The health of your eyes reflects and is affected by your overall health. With your eyes, preventing diseases, disorders, and injuries is the highest priority. Take care of your eyes to protect your vision for life.

High blood sugar and high blood pressure both put extra strain on the blood vessels of the eyes, and maintaining a healthy weight can reduce your risk of diabetes, which is associated with serious eye disorders.

In addition to general health and wellness, there are some specific lifestyle choices that research has shown will affect your eye health.
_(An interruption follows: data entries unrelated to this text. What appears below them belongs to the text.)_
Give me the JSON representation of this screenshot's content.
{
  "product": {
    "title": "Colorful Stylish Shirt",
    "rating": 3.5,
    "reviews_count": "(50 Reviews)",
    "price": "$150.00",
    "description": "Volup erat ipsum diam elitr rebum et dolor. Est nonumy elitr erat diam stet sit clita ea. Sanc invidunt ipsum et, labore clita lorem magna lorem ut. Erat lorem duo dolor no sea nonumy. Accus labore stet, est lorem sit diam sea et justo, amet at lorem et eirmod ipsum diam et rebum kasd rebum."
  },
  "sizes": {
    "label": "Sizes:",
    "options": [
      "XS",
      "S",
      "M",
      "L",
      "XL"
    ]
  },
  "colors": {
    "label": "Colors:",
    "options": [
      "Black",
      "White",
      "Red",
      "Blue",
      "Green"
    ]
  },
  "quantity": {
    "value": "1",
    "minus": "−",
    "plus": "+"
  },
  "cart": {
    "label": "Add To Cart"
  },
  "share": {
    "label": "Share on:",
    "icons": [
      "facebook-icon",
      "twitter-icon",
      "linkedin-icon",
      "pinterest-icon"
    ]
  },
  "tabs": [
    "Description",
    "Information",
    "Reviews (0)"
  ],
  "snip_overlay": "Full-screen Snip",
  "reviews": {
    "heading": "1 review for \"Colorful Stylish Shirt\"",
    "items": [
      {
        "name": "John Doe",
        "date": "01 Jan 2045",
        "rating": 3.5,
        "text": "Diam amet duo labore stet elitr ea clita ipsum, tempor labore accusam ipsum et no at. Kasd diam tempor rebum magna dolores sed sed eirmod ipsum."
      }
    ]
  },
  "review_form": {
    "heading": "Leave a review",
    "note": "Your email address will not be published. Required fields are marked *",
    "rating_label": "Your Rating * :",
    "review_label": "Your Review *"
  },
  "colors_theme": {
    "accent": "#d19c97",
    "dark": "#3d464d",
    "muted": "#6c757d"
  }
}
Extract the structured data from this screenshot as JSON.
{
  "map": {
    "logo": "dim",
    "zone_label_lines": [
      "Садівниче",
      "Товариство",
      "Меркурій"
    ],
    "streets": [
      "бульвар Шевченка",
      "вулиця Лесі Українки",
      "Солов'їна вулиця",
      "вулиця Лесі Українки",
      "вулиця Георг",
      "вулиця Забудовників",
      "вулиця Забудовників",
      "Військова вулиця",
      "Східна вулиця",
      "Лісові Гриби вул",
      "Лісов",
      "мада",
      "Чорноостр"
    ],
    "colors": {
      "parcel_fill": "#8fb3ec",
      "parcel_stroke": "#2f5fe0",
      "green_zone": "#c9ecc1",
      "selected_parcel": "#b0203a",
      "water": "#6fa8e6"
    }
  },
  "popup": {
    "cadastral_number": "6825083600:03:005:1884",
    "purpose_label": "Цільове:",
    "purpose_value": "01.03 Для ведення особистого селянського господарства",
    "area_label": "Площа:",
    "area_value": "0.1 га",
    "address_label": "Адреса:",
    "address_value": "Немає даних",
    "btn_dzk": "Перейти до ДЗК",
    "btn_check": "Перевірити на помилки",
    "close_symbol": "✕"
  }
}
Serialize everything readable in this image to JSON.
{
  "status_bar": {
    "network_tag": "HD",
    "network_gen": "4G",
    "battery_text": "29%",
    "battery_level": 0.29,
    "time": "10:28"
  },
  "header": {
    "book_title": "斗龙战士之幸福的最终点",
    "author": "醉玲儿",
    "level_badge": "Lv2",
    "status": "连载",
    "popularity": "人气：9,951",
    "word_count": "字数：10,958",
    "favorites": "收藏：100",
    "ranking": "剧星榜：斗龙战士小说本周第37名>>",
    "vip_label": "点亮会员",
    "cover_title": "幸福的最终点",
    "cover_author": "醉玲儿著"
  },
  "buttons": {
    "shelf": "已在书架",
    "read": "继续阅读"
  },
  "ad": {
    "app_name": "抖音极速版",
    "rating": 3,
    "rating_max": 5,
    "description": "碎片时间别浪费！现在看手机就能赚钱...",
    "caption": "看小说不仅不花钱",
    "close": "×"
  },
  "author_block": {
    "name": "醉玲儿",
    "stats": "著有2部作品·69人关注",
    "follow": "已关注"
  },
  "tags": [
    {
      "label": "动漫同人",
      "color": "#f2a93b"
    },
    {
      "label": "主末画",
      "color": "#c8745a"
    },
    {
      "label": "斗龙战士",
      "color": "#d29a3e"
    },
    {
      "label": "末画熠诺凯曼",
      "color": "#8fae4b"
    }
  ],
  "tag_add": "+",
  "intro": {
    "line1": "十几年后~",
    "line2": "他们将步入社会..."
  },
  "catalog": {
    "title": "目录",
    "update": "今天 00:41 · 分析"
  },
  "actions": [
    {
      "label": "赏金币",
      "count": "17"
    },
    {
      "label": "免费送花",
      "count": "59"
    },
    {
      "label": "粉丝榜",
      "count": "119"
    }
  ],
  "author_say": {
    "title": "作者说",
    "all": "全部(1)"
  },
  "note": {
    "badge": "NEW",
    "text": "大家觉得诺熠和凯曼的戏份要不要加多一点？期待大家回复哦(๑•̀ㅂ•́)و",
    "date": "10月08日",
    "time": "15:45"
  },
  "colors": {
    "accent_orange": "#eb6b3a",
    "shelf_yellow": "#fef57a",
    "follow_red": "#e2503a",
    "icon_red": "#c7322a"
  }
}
You might be surprised to learn that what you eat has an effect on your vision health. Your diet can affect your chances of developing cataracts and glaucoma as well as affecting general eye health.

One of the most common eye problems is macular degeneration, a loss of vision as we age. The National Eye Institute’s Age-Related Eye Disease Study (AREDS) found that what we eat has an impressive effect on how early signs of macular degeneration show up.

This study, along with multiple other studies including those of the Harvard Medical School, Tufts University, and the Erasmus Medical Center, have found that these foods are the most important ones for eye health:

  • Leafy greens such as kale and spinach
  • Fatty fish like salmon and tuna
  • Fresh fruits and vegetables, including citrus fruits and orange vegetables

Whatever your age, get in the habit of eating these foods regularly for your vision health!


Smokers are more likely to face age-related macular degeneration, cataracts, and optic nerve damage. All these conditions can affect your vision and even lead to blindness.

If you smoke, quit to preserve your vision. If you don’t smoke, don’t start.


Recent research at Emory University and the Atlanta Veterans Administration Medical Center suggests that exercise can reduce the likelihood of developing macular degeneration. Regular exercise can improve circulation, keep blood pressure low, and reduce the risk of diabetes, too, so an exercise routine should be part of your vision-healthy lifestyle.

Eye Protection

Prevent Blindness America reports that upwards of 900,000 Americans suffer eye injuries each year. Most of these injuries could be prevented with safety glasses.

Wear safety glasses whenever you’re working with power tools, harsh chemicals, or biotoxins. If this kind of work is part of your regular job, you’ll usually be provided with safety goggles at work. However, you might prefer prescription safety glasses.  Talk with your eye doctor about the options.

Protective eyewear is also a good idea for contact sports, hunting, and mowing lawns. While most eye injuries take place on the job, about 125,000 Americans have eye injuries at home each year, and about 40,000 children receive eye injuries in household accidents or while playing sports.

Sun Damage

Ultraviolet light can also increase your chances of macular degeneration and cataracts. Protect your eyes from sun damage by wearing sunglasses whenever you’re in the sun long enough to tan or burn. Since sunlight reflected off of water or snow can be especially damaging, use sunglasses when you’re skiing or sailing, too.

The Eye Center has a great selection of functional and fashionable sunglasses.

The 20-20-20 Rule

If you work with a computer – or play video games for long periods of time – you should follow the 20-20-20 rule.

Look away from the screen every 20 minutes, focus on something 20 feet away, and take a take a break for 20 seconds.

Many people blink less when looking at a computer screen, and can end up with eyestrain and dry eyes. Set an alarm to remind you to take a vision break every 20 minutes. It adds up to less than 10 minutes throughout your workday, and can safeguard your vision health.